Held by Hon’ble Supreme Court:

  • The point of dispute is that whether the notification exempting the assessees from payment of whole of excise duty on payment of customs duty @ Rs. 1400 under First Schedule of Customs Tariff Act,1975 is discriminatory in so far as disallowing the same benefit to the assessees opted to pay the duty of customs @ Rs. 1035 per LDT under First Schedule of Customs Tariff Act,1975 in addition to the additional duty under Sec 3 of Customs Act,1975,would be denied to the benefit of notification exempting whole of excise duty. The question become serious because both are the methods of paying custom duty and assessee is free to choose any one.
  • Article 14 of the Constitution of India ensure equality in the eyes of law. Therefore, judicial review of such Notifications is permissible in order to examine whether the Notification results in discrimination between two persons though they belong to the same class
  • The Government cannot create sub-classification thereby excluding one sub-category, even when both the sub-categories are of same genus. If that is done, it would be considered as violating the equality clause enshrined in Article 14 of the Constitution.
  • Two Notifications both dated 27.03.1987 pertain to same goods namely those falling under heading 72.15 and 73.09 of the second Schedule to the Act. For these goods two methods are permissible under the statutory scheme itself, and it assessee is free to choose any one to pay the custom duty. Thus, the payment of duty by assessee in the present case is very much valid.

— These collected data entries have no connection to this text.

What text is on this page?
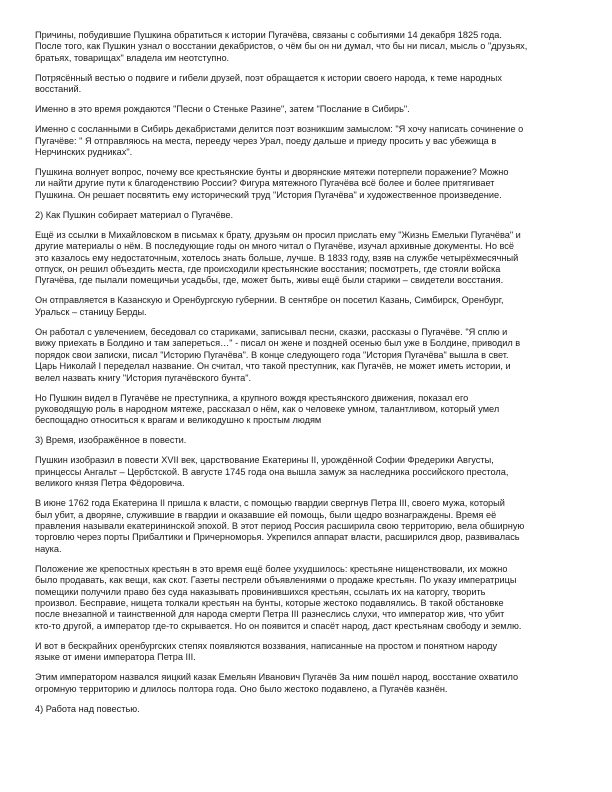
Причины, побудившие Пушкина обратиться к истории Пугачёва, связаны с событиями 14 декабря 1825 года.
После того, как Пушкин узнал о восстании декабристов, о чём бы он ни думал, что бы ни писал, мысль о "друзьях,
братьях, товарищах" владела им неотступно.

Потрясённый вестью о подвиге и гибели друзей, поэт обращается к истории своего народа, к теме народных
восстаний.

Именно в это время рождаются "Песни о Стеньке Разине", затем "Послание в Сибирь".

Именно с сосланными в Сибирь декабристами делится поэт возникшим замыслом: "Я хочу написать сочинение о
Пугачёве: " Я отправляюсь на места, перееду через Урал, поеду дальше и приеду просить у вас убежища в
Нерчинских рудниках".

Пушкина волнует вопрос, почему все крестьянские бунты и дворянские мятежи потерпели поражение? Можно
ли найти другие пути к благоденствию России? Фигура мятежного Пугачёва всё более и более притягивает
Пушкина. Он решает посвятить ему исторический труд "История Пугачёва" и художественное произведение.

2) Как Пушкин собирает материал о Пугачёве.

Ещё из ссылки в Михайловском в письмах к брату, друзьям он просил прислать ему "Жизнь Емельки Пугачёва" и
другие материалы о нём. В последующие годы он много читал о Пугачёве, изучал архивные документы. Но всё
это казалось ему недостаточным, хотелось знать больше, лучше. В 1833 году, взяв на службе четырёхмесячный
отпуск, он решил объездить места, где происходили крестьянские восстания; посмотреть, где стояли войска
Пугачёва, где пылали помещичьи усадьбы, где, может быть, живы ещё были старики – свидетели восстания.

Он отправляется в Казанскую и Оренбургскую губернии. В сентябре он посетил Казань, Симбирск, Оренбург,
Уральск – станицу Берды.

Он работал с увлечением, беседовал со стариками, записывал песни, сказки, рассказы о Пугачёве. "Я сплю и
вижу приехать в Болдино и там запереться…" - писал он жене и поздней осенью был уже в Болдине, приводил в
порядок свои записки, писал "Историю Пугачёва". В конце следующего года "История Пугачёва" вышла в свет.
Царь Николай I переделал название. Он считал, что такой преступник, как Пугачёв, не может иметь истории, и
велел назвать книгу "История пугачёвского бунта".

Но Пушкин видел в Пугачёве не преступника, а крупного вождя крестьянского движения, показал его
руководящую роль в народном мятеже, рассказал о нём, как о человеке умном, талантливом, который умел
беспощадно относиться к врагам и великодушно к простым людям

3) Время, изображённое в повести.

Пушкин изобразил в повести XVII век, царствование Екатерины II, урождённой Софии Фредерики Августы,
принцессы Ангальт – Цербстской. В августе 1745 года она вышла замуж за наследника российского престола,
великого князя Петра Фёдоровича.

В июне 1762 года Екатерина II пришла к власти, с помощью гвардии свергнув Петра III, своего мужа, который
был убит, а дворяне, служившие в гвардии и оказавшие ей помощь, были щедро вознаграждены. Время её
правления называли екатерининской эпохой. В этот период Россия расширила свою территорию, вела обширную
торговлю через порты Прибалтики и Причерноморья. Укрепился аппарат власти, расширился двор, развивалась
наука.

Положение же крепостных крестьян в это время ещё более ухудшилось: крестьяне нищенствовали, их можно
было продавать, как вещи, как скот. Газеты пестрели объявлениями о продаже крестьян. По указу императрицы
помещики получили право без суда наказывать провинившихся крестьян, ссылать их на каторгу, творить
произвол. Бесправие, нищета толкали крестьян на бунты, которые жестоко подавлялись. В такой обстановке
после внезапной и таинственной для народа смерти Петра III разнеслись слухи, что император жив, что убит
кто-то другой, а император где-то скрывается. Но он появится и спасёт народ, даст крестьянам свободу и землю.

И вот в бескрайних оренбургских степях появляются воззвания, написанные на простом и понятном народу
языке от имени императора Петра III.

Этим императором назвался яицкий казак Емельян Иванович Пугачёв За ним пошёл народ, восстание охватило
огромную территорию и длилось полтора года. Оно было жестоко подавлено, а Пугачёв казнён.

4) Работа над повестью.
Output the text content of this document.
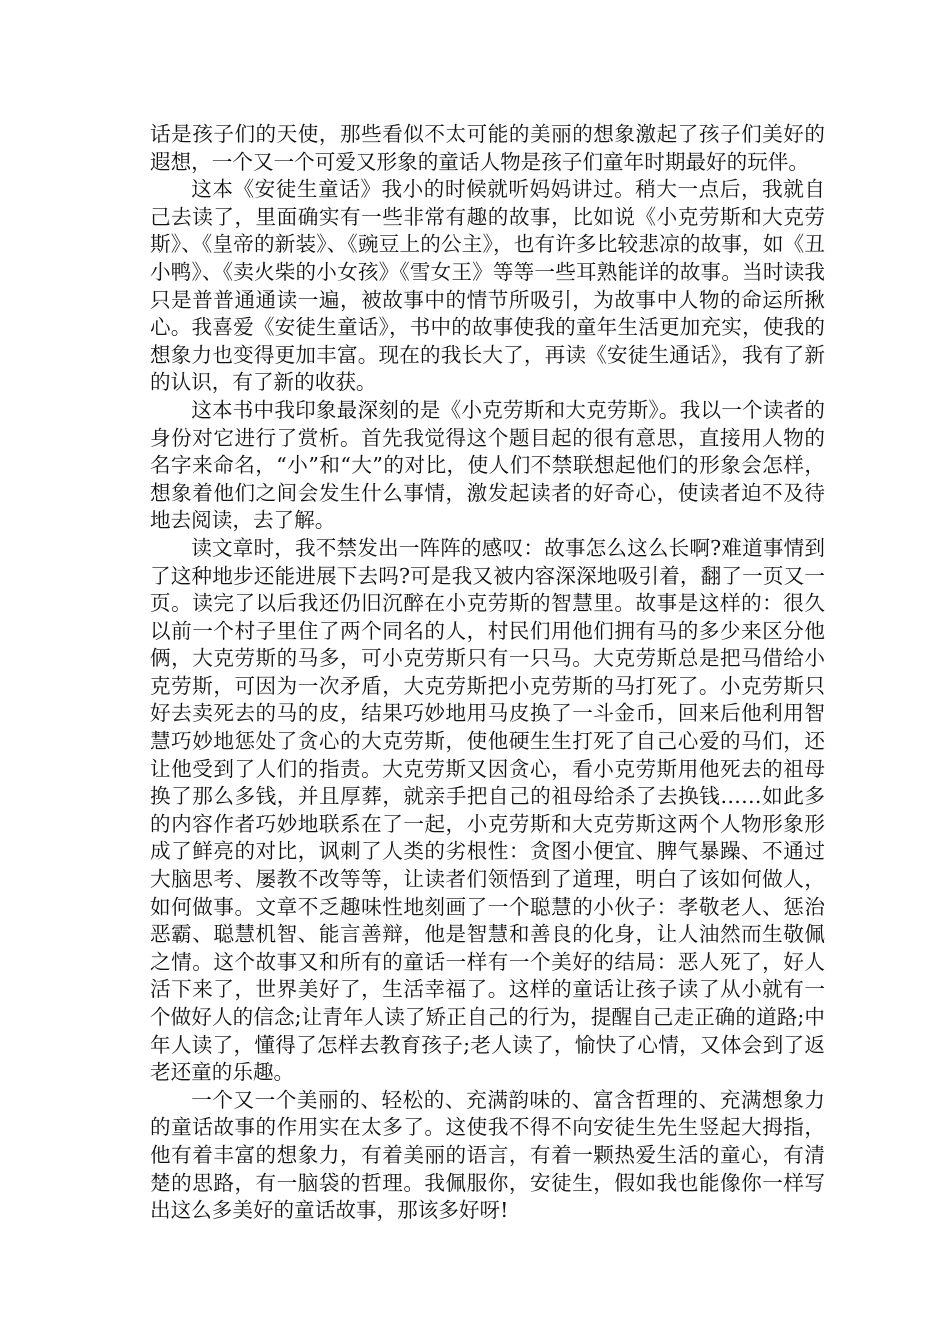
话是孩子们的天使，那些看似不太可能的美丽的想象激起了孩子们美好的遐想，一个又一个可爱又形象的童话人物是孩子们童年时期最好的玩伴。

这本《安徒生童话》我小的时候就听妈妈讲过。稍大一点后，我就自己去读了，里面确实有一些非常有趣的故事，比如说《小克劳斯和大克劳斯》、《皇帝的新装》、《豌豆上的公主》，也有许多比较悲凉的故事，如《丑小鸭》、《卖火柴的小女孩》《雪女王》等等一些耳熟能详的故事。当时读我只是普普通通读一遍，被故事中的情节所吸引，为故事中人物的命运所揪心。我喜爱《安徒生童话》，书中的故事使我的童年生活更加充实，使我的想象力也变得更加丰富。现在的我长大了，再读《安徒生通话》，我有了新的认识，有了新的收获。

这本书中我印象最深刻的是《小克劳斯和大克劳斯》。我以一个读者的身份对它进行了赏析。首先我觉得这个题目起的很有意思，直接用人物的名字来命名，“小”和“大”的对比，使人们不禁联想起他们的形象会怎样，想象着他们之间会发生什么事情，激发起读者的好奇心，使读者迫不及待地去阅读，去了解。

读文章时，我不禁发出一阵阵的感叹：故事怎么这么长啊?难道事情到了这种地步还能进展下去吗?可是我又被内容深深地吸引着，翻了一页又一页。读完了以后我还仍旧沉醉在小克劳斯的智慧里。故事是这样的：很久以前一个村子里住了两个同名的人，村民们用他们拥有马的多少来区分他俩，大克劳斯的马多，可小克劳斯只有一只马。大克劳斯总是把马借给小克劳斯，可因为一次矛盾，大克劳斯把小克劳斯的马打死了。小克劳斯只好去卖死去的马的皮，结果巧妙地用马皮换了一斗金币，回来后他利用智慧巧妙地惩处了贪心的大克劳斯，使他硬生生打死了自己心爱的马们，还让他受到了人们的指责。大克劳斯又因贪心，看小克劳斯用他死去的祖母换了那么多钱，并且厚葬，就亲手把自己的祖母给杀了去换钱……如此多的内容作者巧妙地联系在了一起，小克劳斯和大克劳斯这两个人物形象形成了鲜亮的对比，讽刺了人类的劣根性：贪图小便宜、脾气暴躁、不通过大脑思考、屡教不改等等，让读者们领悟到了道理，明白了该如何做人，如何做事。文章不乏趣味性地刻画了一个聪慧的小伙子：孝敬老人、惩治恶霸、聪慧机智、能言善辩，他是智慧和善良的化身，让人油然而生敬佩之情。这个故事又和所有的童话一样有一个美好的结局：恶人死了，好人活下来了，世界美好了，生活幸福了。这样的童话让孩子读了从小就有一个做好人的信念;让青年人读了矫正自己的行为，提醒自己走正确的道路;中年人读了，懂得了怎样去教育孩子;老人读了，愉快了心情，又体会到了返老还童的乐趣。

一个又一个美丽的、轻松的、充满韵味的、富含哲理的、充满想象力的童话故事的作用实在太多了。这使我不得不向安徒生先生竖起大拇指，他有着丰富的想象力，有着美丽的语言，有着一颗热爱生活的童心，有清楚的思路，有一脑袋的哲理。我佩服你，安徒生，假如我也能像你一样写出这么多美好的童话故事，那该多好呀!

  • Merely because the duty payable under the method opted by assessee is lesser would not put him in inferior position to that of assessees paying more duty under a different method.
  • Therefore, the Notification giving exemption only to those persons who paid a particular amount of duty, namely Rs.1,400/- per LDT,and not other persons like the assessee herein who paid the duty on the same goods under the same Act but on the formula which he opted and which is permissible, which rate of duty comes to Rs.1,035/- per LDT.
  • On the basis of above findings the assessee is entitled to exemption from whole of excise duty leviable.